Satuan Reserse Kriminal Polres Bogor meningkatkan penanganan perkara dari tahap penyelidikan ke penyidikan setelah menemukan dugaan tindak pidana dari hasil penyelidikan yang telah dilakukan.
Keputusan tersebut diambil usai penyidik menggelar perkara bersama Polda Jawa Barat.
Dari hasil ekspose itu, penyidik menilai unsur pidana dalam perkara tersebut telah terpenuhi sehingga proses hukum dilanjutkan ke tahap penyidikan.
Kasat Reskrim Polres Bogor AKP Anggi Eko Prasetyo mengatakan peningkatan status perkara dilakukan berdasarkan fakta yang ditemukan selama penyelidikan.
Baca Juga: BMKG Sebut Hampir Separuh Jawa Barat Masuk Musim Kemarau, Warga Diingatkan Waspadai Scabies
“Setelah dilakukan serangkaian tindakan penyelidikan dan dilaksanakan gelar perkara, didapati adanya dugaan tindak pidana. Berdasarkan fakta-fakta yang diperoleh, unsur dugaan tindak pidana telah terpenuhi sehingga penanganan perkara kami tingkatkan ke tahap penyidikan,” kata Anggi, Sabtu 27 Juni 2026.

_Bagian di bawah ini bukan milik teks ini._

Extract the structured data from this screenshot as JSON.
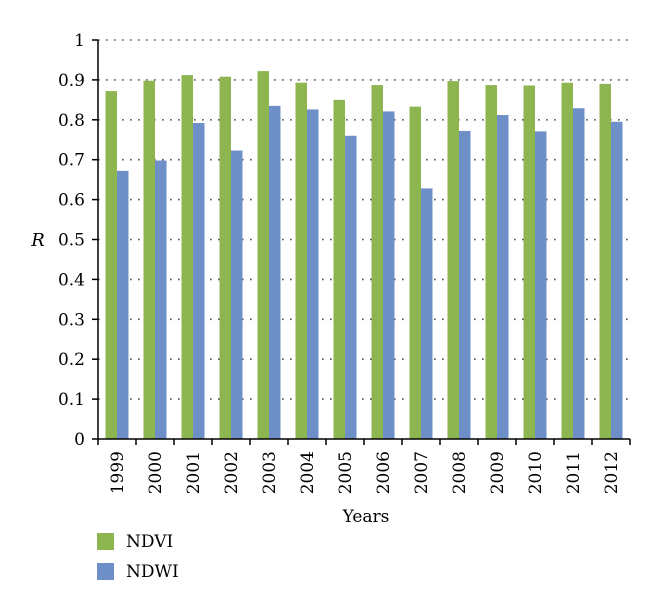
{
  "chart_data": {
    "type": "bar",
    "categories": [
      "1999",
      "2000",
      "2001",
      "2002",
      "2003",
      "2004",
      "2005",
      "2006",
      "2007",
      "2008",
      "2009",
      "2010",
      "2011",
      "2012"
    ],
    "series": [
      {
        "name": "NDVI",
        "color": "#8db650",
        "values": [
          0.872,
          0.898,
          0.912,
          0.908,
          0.922,
          0.893,
          0.85,
          0.887,
          0.833,
          0.897,
          0.887,
          0.886,
          0.893,
          0.89
        ]
      },
      {
        "name": "NDWI",
        "color": "#6f8fc8",
        "values": [
          0.672,
          0.698,
          0.792,
          0.723,
          0.835,
          0.826,
          0.76,
          0.821,
          0.628,
          0.772,
          0.812,
          0.771,
          0.829,
          0.795
        ]
      }
    ],
    "xlabel": "Years",
    "ylabel": "R",
    "ylim": [
      0,
      1
    ],
    "yticks": [
      "0",
      "0.1",
      "0.2",
      "0.3",
      "0.4",
      "0.5",
      "0.6",
      "0.7",
      "0.8",
      "0.9",
      "1"
    ],
    "grid": "dotted horizontal",
    "legend": "bottom-left"
  }
}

Seiring dimulainya penyidikan, Satreskrim Polres Bogor juga telah mengirimkan Surat Pemberitahuan Dimulainya Penyidikan atau SPDP kepada Kejaksaan Negeri Bogor.
Penyidik menyatakan koordinasi dengan jaksa penuntut umum akan terus dilakukan agar seluruh tahapan berjalan sesuai ketentuan hukum.